A denúncia
"Na sexta-feira da semana passada, o Diário de Notícias publicou uma primeira página toda preta, dedicada a um único tema, como se tivesse havido uma revolução ou um terramoto. Estampado no negro, lia-se o seguinte título: ‘Assessor do Presidente encomendou caso das escutas’. A ilustrar a notícia, o jornal publicava uma fotografia de Fernando Lima, assessor de imprensa do Presidente da República, ocupando um quarto da página.
O destaque pareceu-me exagerado. Primeiro, os factos narrados na notícia reportavam-se a um ano e tal atrás; depois, não são propriamente decisivos para o país.
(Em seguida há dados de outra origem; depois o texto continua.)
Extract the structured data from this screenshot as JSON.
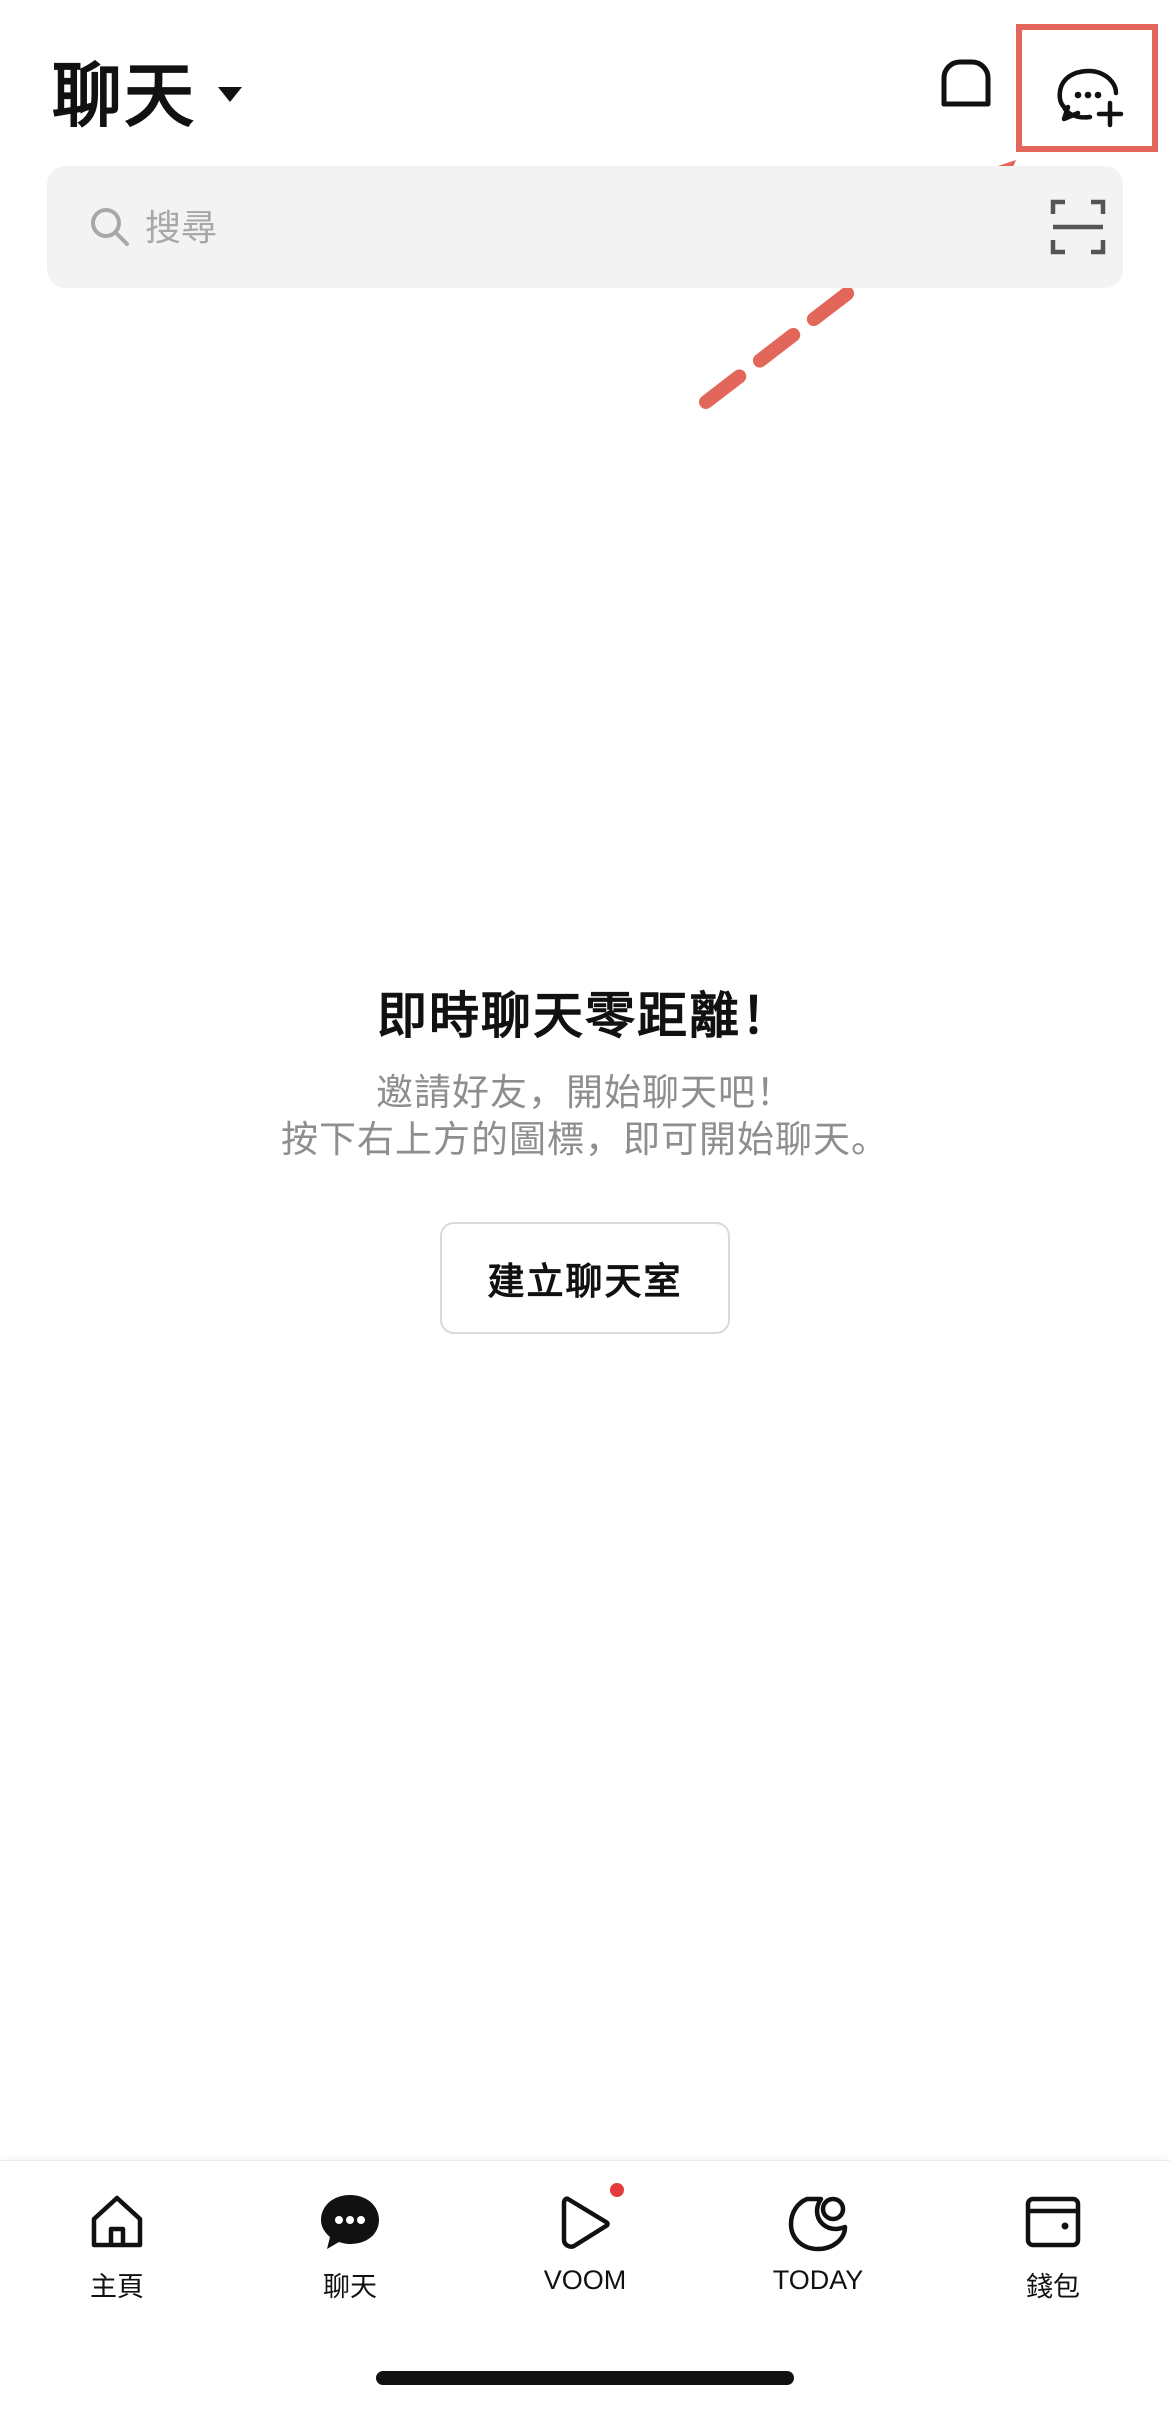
{
  "header": {
    "title": "聊天",
    "filter_icon": "chats-filter-icon",
    "new_chat_icon": "new-chat-icon"
  },
  "annotation": {
    "color": "#e2675a"
  },
  "search": {
    "placeholder": "搜尋",
    "value": "",
    "scan_icon": "qr-scan-icon"
  },
  "empty_state": {
    "title": "即時聊天零距離！",
    "line1": "邀請好友，開始聊天吧！",
    "line2": "按下右上方的圖標，即可開始聊天。",
    "button_label": "建立聊天室"
  },
  "bottom_nav": {
    "items": [
      {
        "label": "主頁",
        "icon": "home-icon"
      },
      {
        "label": "聊天",
        "icon": "chat-bubble-icon",
        "active": true
      },
      {
        "label": "VOOM",
        "icon": "voom-icon",
        "badge": "red-dot"
      },
      {
        "label": "TODAY",
        "icon": "today-icon"
      },
      {
        "label": "錢包",
        "icon": "wallet-icon"
      }
    ]
  },
  "colors": {
    "text": "#111111",
    "muted": "#8e8e8e",
    "search_bg": "#f3f3f3",
    "badge": "#e63b3b"
  }
}
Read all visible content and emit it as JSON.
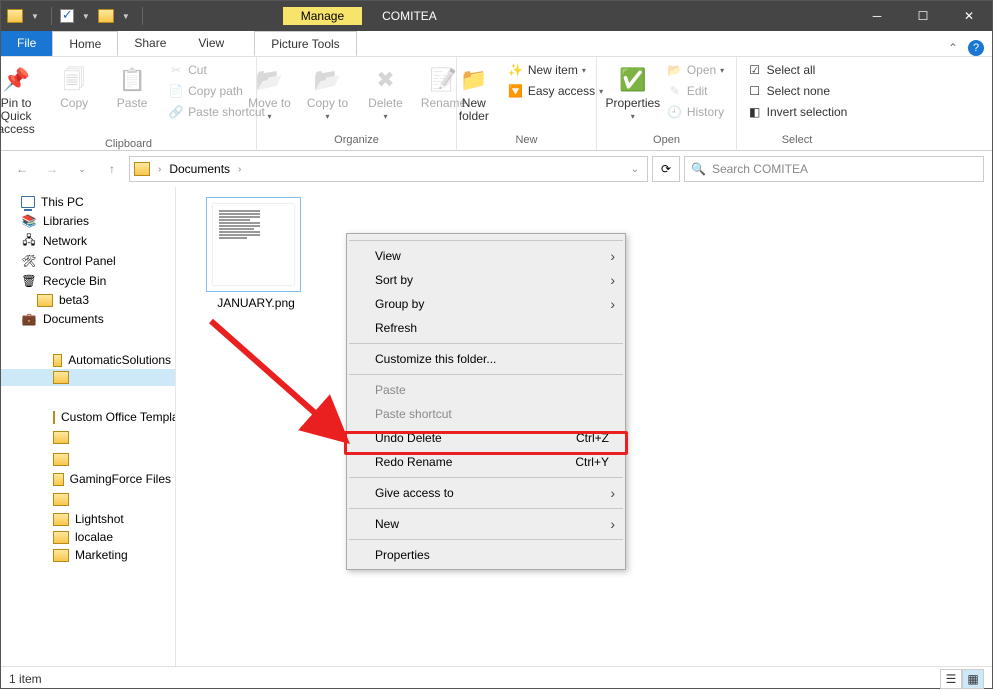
{
  "title": {
    "manage": "Manage",
    "pictools": "Picture Tools",
    "window": "COMITEA"
  },
  "tabs": {
    "file": "File",
    "home": "Home",
    "share": "Share",
    "view": "View"
  },
  "ribbon": {
    "clipboard": {
      "pin": "Pin to Quick access",
      "copy": "Copy",
      "paste": "Paste",
      "cut": "Cut",
      "copypath": "Copy path",
      "pasteshort": "Paste shortcut",
      "label": "Clipboard"
    },
    "organize": {
      "moveto": "Move to",
      "copyto": "Copy to",
      "delete": "Delete",
      "rename": "Rename",
      "label": "Organize"
    },
    "new": {
      "newfolder": "New folder",
      "newitem": "New item",
      "easy": "Easy access",
      "label": "New"
    },
    "open": {
      "properties": "Properties",
      "open": "Open",
      "edit": "Edit",
      "history": "History",
      "label": "Open"
    },
    "select": {
      "all": "Select all",
      "none": "Select none",
      "invert": "Invert selection",
      "label": "Select"
    }
  },
  "addressbar": {
    "crumb1": "Documents",
    "search_placeholder": "Search COMITEA"
  },
  "tree": {
    "thispc": "This PC",
    "libraries": "Libraries",
    "network": "Network",
    "cpanel": "Control Panel",
    "recycle": "Recycle Bin",
    "beta3": "beta3",
    "documents": "Documents",
    "auto": "AutomaticSolutions",
    "custom": "Custom Office Templates",
    "gaming": "GamingForce Files",
    "lightshot": "Lightshot",
    "localae": "localae",
    "marketing": "Marketing"
  },
  "file": {
    "name": "JANUARY.png"
  },
  "menu": {
    "view": "View",
    "sortby": "Sort by",
    "groupby": "Group by",
    "refresh": "Refresh",
    "customize": "Customize this folder...",
    "paste": "Paste",
    "pasteshort": "Paste shortcut",
    "undo": "Undo Delete",
    "undo_key": "Ctrl+Z",
    "redo": "Redo Rename",
    "redo_key": "Ctrl+Y",
    "giveaccess": "Give access to",
    "new": "New",
    "properties": "Properties"
  },
  "status": {
    "items": "1 item"
  }
}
Penso, ainda, que o rosto de Fernando Lima não era tão conhecido que justificasse um destaque tão grande.
Mas não nos antecipemos.
Comecemos por contar a história.
Há cerca de um ano e meio Cavaco Silva foi à Madeira em visita oficial (uma viagem ‘de risco’, porque Alberto João Jardim é sempre imprevisível) e a Presidência da República estranhou o comportamento de um membro da comitiva, por sinal assessor do primeiro-ministro.
Falando abertamente e sem rodeios, os colaboradores de Cavaco achavam que o assessor de Sócrates era um ‘espião’ infiltrado na comitiva presidencial.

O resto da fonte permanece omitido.